Let $\mathcal{P}$ be the parabola in the plane determined by the equation $y = x^2.$  Suppose a circle $\mathcal{C}$ intersects $\mathcal{P}$ at four distinct points.  If three of these points are $(-28,784),$ $(-2,4),$ and $(13,169),$ find the sum of the distances from the focus of $\mathcal{P}$ to all four of the intersection points.
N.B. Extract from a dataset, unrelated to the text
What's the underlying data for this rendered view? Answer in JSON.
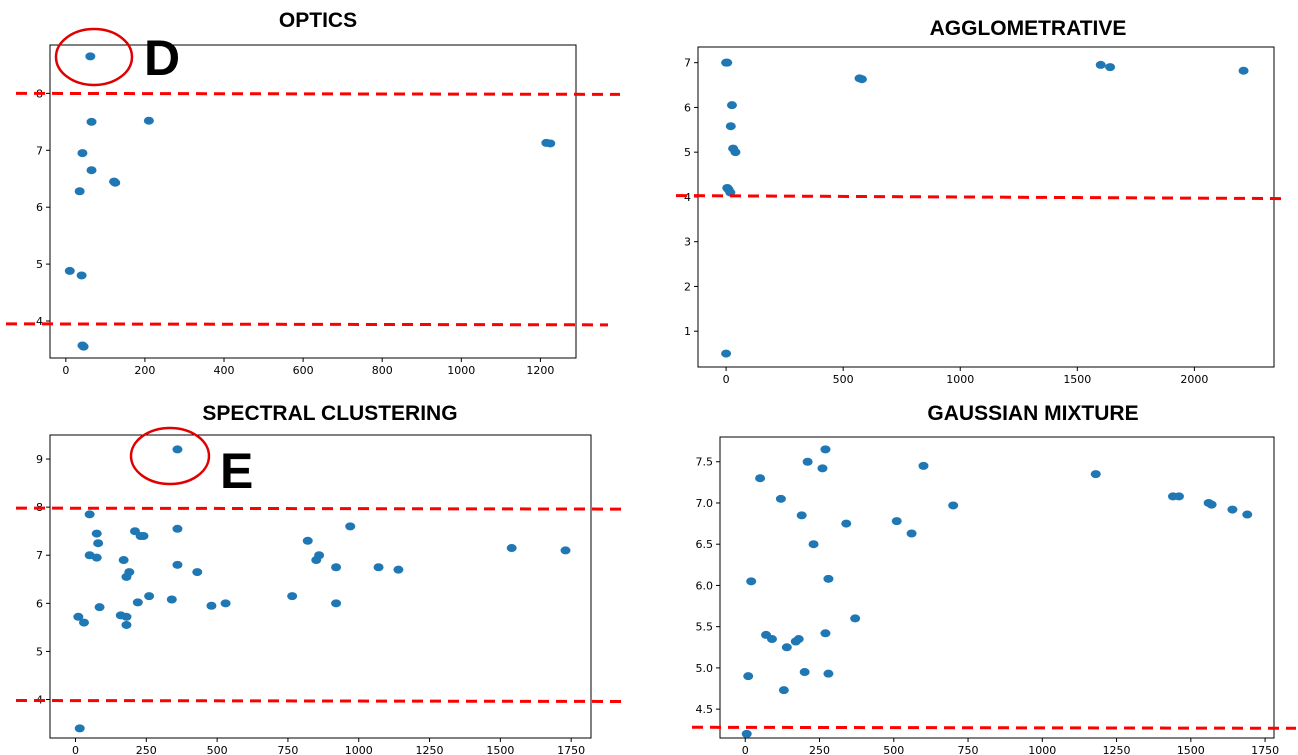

Explanation: Let the four intersection points be $(a,a^2),$ $(b,b^2),$ $(c,c^2),$ and $(d,d^2).$  Let the equation of the circle be
\[(x - k)^2 + (y - h)^2 = r^2.\]Substituting $y = x^2,$ we get
\[(x - k)^2 + (x^2 - h)^2 = r^2.\]Expanding this equation, we get a fourth degree polynomial whose roots are $a,$ $b,$ $c,$ and $d.$  Furthermore, the coefficient of $x^3$ is 0, so by Vieta's formulas, $a + b + c + d = 0.$

We are given that three intersection points are $(-28,784),$ $(-2,4),$ and $(13,196),$ so the fourth root is $-((-28) + (-2) + 13) = 17.$

The distance from the focus to a point on the parabola is equal to the distance from the point to the directrix, which is $y = -\frac{1}{4}.$  Thus, the sum of the distances is
\[784 + \frac{1}{4} + 4 + \frac{1}{4} + 169 + \frac{1}{4} + 17^2 + \frac{1}{4} = \boxed{1247}.\]